Schwierig zu sagen. Fest steht, dass bei Einzeltätern extreme psychische Auffälligkeiten verbreiteter sind als im gruppenförmigen Terrorismus. Bekannt sind Fälle, bei denen Autismus eine Rolle spielte, oft kommt eine gehörige Portion Narzissmus hinzu. Aber was ist Autismus? Was ist Narzissmus? Wie ist das zu bewerten? Dahinter steht ja insgesamt die Frage, ob die Täter eher "Opfer" von Umständen sind wie psychischen Problemen, sozialer Isolation, gesellschaftlicher Vernachlässigung. Den Täter zum Opfer der Gesellschaft zu machen, halte ich für eine gefährliche Verschiebung.
Als wissenschaftlicher Gutachter stuften Sie einen Anschlag in München als rechtsterroristisch ein. Der 18-jährige Deutsch-Iraner David S. tötete im Juli 2016 neun Menschen, darunter sieben Muslime, und erschoss sich dann selbst. Staatsanwaltschaft, LKA und Verfassungsschutz hatten die Tat als unpolitischen Amoklauf eines psychisch gestörten Jugendlichen gewertet, der Opfer von Mobbing geworden war.
Meine Arbeit und die weiterer Gutachter wurde mehr als drei Jahre später bestätigt, auch von den Ermittlungsbehörden. Ich hatte 4000 Seiten Akten, Chats und Protokolle der Gaming-Plattform Steam ausgewertet, und darin kam sehr stark zum Ausdruck, dass der Täter aus rassistischen Motiven handelte. Er bewunderte Anders Breivik, war vernetzt mit einem späteren Attentäter in Amerika. Sein Manifest hatte den Titel: "Ich werde jetzt jeden Deutschen Türken auslöschen egal wer.docx". Ich kenne die Opferfamilien und weiß um ihr Unverständnis, dass die Tat so lange als unpolitisch eingestuft wurde durch bayerische Behörden.
Klingt nach Behördenversagen.
Natürlich. Hinzu kam noch das Argument aus Bayerns Innenministerium, David S. sei doch nie Teil einer rechtsextremen Partei oder Organisation gewesen. Zugrunde lag ein völlig veraltetes Bild, Parteimitgliedschaft ist bei solchen Tätern ja längst obsolet. Dieser Täter war wie die Täter von Halle und Hanau, die ich ebenfalls analysiert habe, in virtuellen Netzwerken unterwegs. Man muss die Online-Foren viel besser ausforschen, unsere Behörden hinken da weit hinterher. Erst jetzt wird die Tiktok-Radikalisierung im Bereich des Terrorismus zu einem großen Thema. Bislang haben wir uns als Gesellschaft viel zu wenig mit Radikalisierung beschäftigt.
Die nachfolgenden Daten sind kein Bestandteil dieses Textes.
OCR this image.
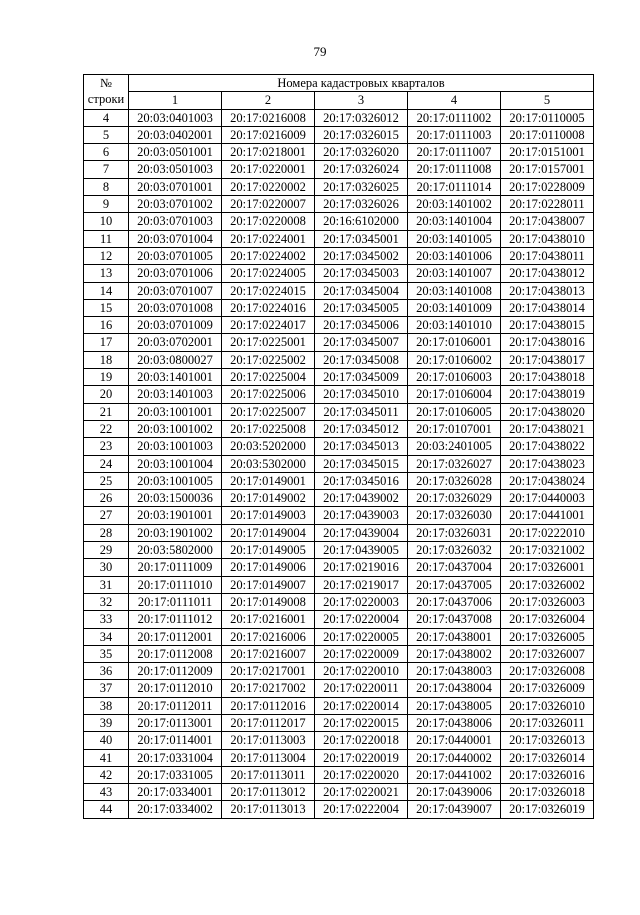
79
№
строки	Номера кадастровых кварталов				
	1	2	3	4	5
4	20:03:0401003	20:17:0216008	20:17:0326012	20:17:0111002	20:17:0110005
5	20:03:0402001	20:17:0216009	20:17:0326015	20:17:0111003	20:17:0110008
6	20:03:0501001	20:17:0218001	20:17:0326020	20:17:0111007	20:17:0151001
7	20:03:0501003	20:17:0220001	20:17:0326024	20:17:0111008	20:17:0157001
8	20:03:0701001	20:17:0220002	20:17:0326025	20:17:0111014	20:17:0228009
9	20:03:0701002	20:17:0220007	20:17:0326026	20:03:1401002	20:17:0228011
10	20:03:0701003	20:17:0220008	20:16:6102000	20:03:1401004	20:17:0438007
11	20:03:0701004	20:17:0224001	20:17:0345001	20:03:1401005	20:17:0438010
12	20:03:0701005	20:17:0224002	20:17:0345002	20:03:1401006	20:17:0438011
13	20:03:0701006	20:17:0224005	20:17:0345003	20:03:1401007	20:17:0438012
14	20:03:0701007	20:17:0224015	20:17:0345004	20:03:1401008	20:17:0438013
15	20:03:0701008	20:17:0224016	20:17:0345005	20:03:1401009	20:17:0438014
16	20:03:0701009	20:17:0224017	20:17:0345006	20:03:1401010	20:17:0438015
17	20:03:0702001	20:17:0225001	20:17:0345007	20:17:0106001	20:17:0438016
18	20:03:0800027	20:17:0225002	20:17:0345008	20:17:0106002	20:17:0438017
19	20:03:1401001	20:17:0225004	20:17:0345009	20:17:0106003	20:17:0438018
20	20:03:1401003	20:17:0225006	20:17:0345010	20:17:0106004	20:17:0438019
21	20:03:1001001	20:17:0225007	20:17:0345011	20:17:0106005	20:17:0438020
22	20:03:1001002	20:17:0225008	20:17:0345012	20:17:0107001	20:17:0438021
23	20:03:1001003	20:03:5202000	20:17:0345013	20:03:2401005	20:17:0438022
24	20:03:1001004	20:03:5302000	20:17:0345015	20:17:0326027	20:17:0438023
25	20:03:1001005	20:17:0149001	20:17:0345016	20:17:0326028	20:17:0438024
26	20:03:1500036	20:17:0149002	20:17:0439002	20:17:0326029	20:17:0440003
27	20:03:1901001	20:17:0149003	20:17:0439003	20:17:0326030	20:17:0441001
28	20:03:1901002	20:17:0149004	20:17:0439004	20:17:0326031	20:17:0222010
29	20:03:5802000	20:17:0149005	20:17:0439005	20:17:0326032	20:17:0321002
30	20:17:0111009	20:17:0149006	20:17:0219016	20:17:0437004	20:17:0326001
31	20:17:0111010	20:17:0149007	20:17:0219017	20:17:0437005	20:17:0326002
32	20:17:0111011	20:17:0149008	20:17:0220003	20:17:0437006	20:17:0326003
33	20:17:0111012	20:17:0216001	20:17:0220004	20:17:0437008	20:17:0326004
34	20:17:0112001	20:17:0216006	20:17:0220005	20:17:0438001	20:17:0326005
35	20:17:0112008	20:17:0216007	20:17:0220009	20:17:0438002	20:17:0326007
36	20:17:0112009	20:17:0217001	20:17:0220010	20:17:0438003	20:17:0326008
37	20:17:0112010	20:17:0217002	20:17:0220011	20:17:0438004	20:17:0326009
38	20:17:0112011	20:17:0112016	20:17:0220014	20:17:0438005	20:17:0326010
39	20:17:0113001	20:17:0112017	20:17:0220015	20:17:0438006	20:17:0326011
40	20:17:0114001	20:17:0113003	20:17:0220018	20:17:0440001	20:17:0326013
41	20:17:0331004	20:17:0113004	20:17:0220019	20:17:0440002	20:17:0326014
42	20:17:0331005	20:17:0113011	20:17:0220020	20:17:0441002	20:17:0326016
43	20:17:0334001	20:17:0113012	20:17:0220021	20:17:0439006	20:17:0326018
44	20:17:0334002	20:17:0113013	20:17:0222004	20:17:0439007	20:17:0326019
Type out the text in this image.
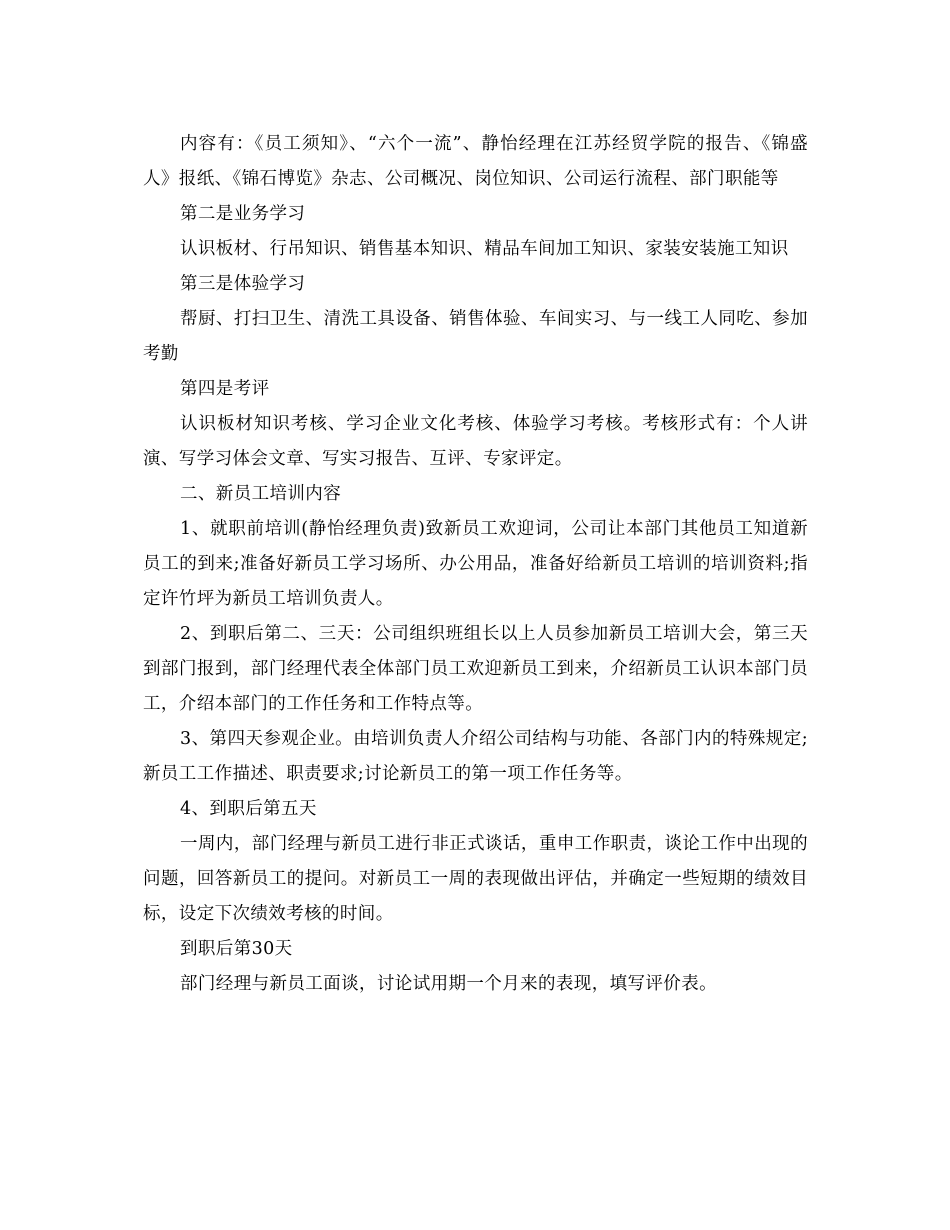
内容有：《员工须知》、“六个一流”、静怡经理在江苏经贸学院的报告、《锦盛人》报纸、《锦石博览》杂志、公司概况、岗位知识、公司运行流程、部门职能等

第二是业务学习

认识板材、行吊知识、销售基本知识、精品车间加工知识、家装安装施工知识

第三是体验学习

帮厨、打扫卫生、清洗工具设备、销售体验、车间实习、与一线工人同吃、参加考勤

第四是考评

认识板材知识考核、学习企业文化考核、体验学习考核。考核形式有：个人讲演、写学习体会文章、写实习报告、互评、专家评定。

二、新员工培训内容

1、就职前培训(静怡经理负责)致新员工欢迎词，公司让本部门其他员工知道新员工的到来;准备好新员工学习场所、办公用品，准备好给新员工培训的培训资料;指定许竹坪为新员工培训负责人。

2、到职后第二、三天：公司组织班组长以上人员参加新员工培训大会，第三天到部门报到，部门经理代表全体部门员工欢迎新员工到来，介绍新员工认识本部门员工，介绍本部门的工作任务和工作特点等。

3、第四天参观企业。由培训负责人介绍公司结构与功能、各部门内的特殊规定;新员工工作描述、职责要求;讨论新员工的第一项工作任务等。

4、到职后第五天

一周内，部门经理与新员工进行非正式谈话，重申工作职责，谈论工作中出现的问题，回答新员工的提问。对新员工一周的表现做出评估，并确定一些短期的绩效目标，设定下次绩效考核的时间。

到职后第30天

部门经理与新员工面谈，讨论试用期一个月来的表现，填写评价表。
Stattdessen bestimmt vor allem die Herkunft des Täters die Diskussion, die auf ein Attentat folgt.
Das ist immer so gewesen. Im Fall David S. hieß es gleich von der AfD auf Twitter: islamistischer Terroranschlag in München. Unmittelbar nach Anschlägen setzt der Kampf um Deutungshoheit ein. Bei dem Fall jetzt in Mannheim war gleich das Haupt-Narrativ gesetzt: Es war ein Deutscher. Was ja richtig ist und auch erklärbar bei der panischen Angst in den Behörden vor einem weiteren islamistischen Einzeltäter-Anschlag. Bedenklich bleibt, dass die Ermittler sogleich ein politisches Tatmotiv ausgeschlossen haben.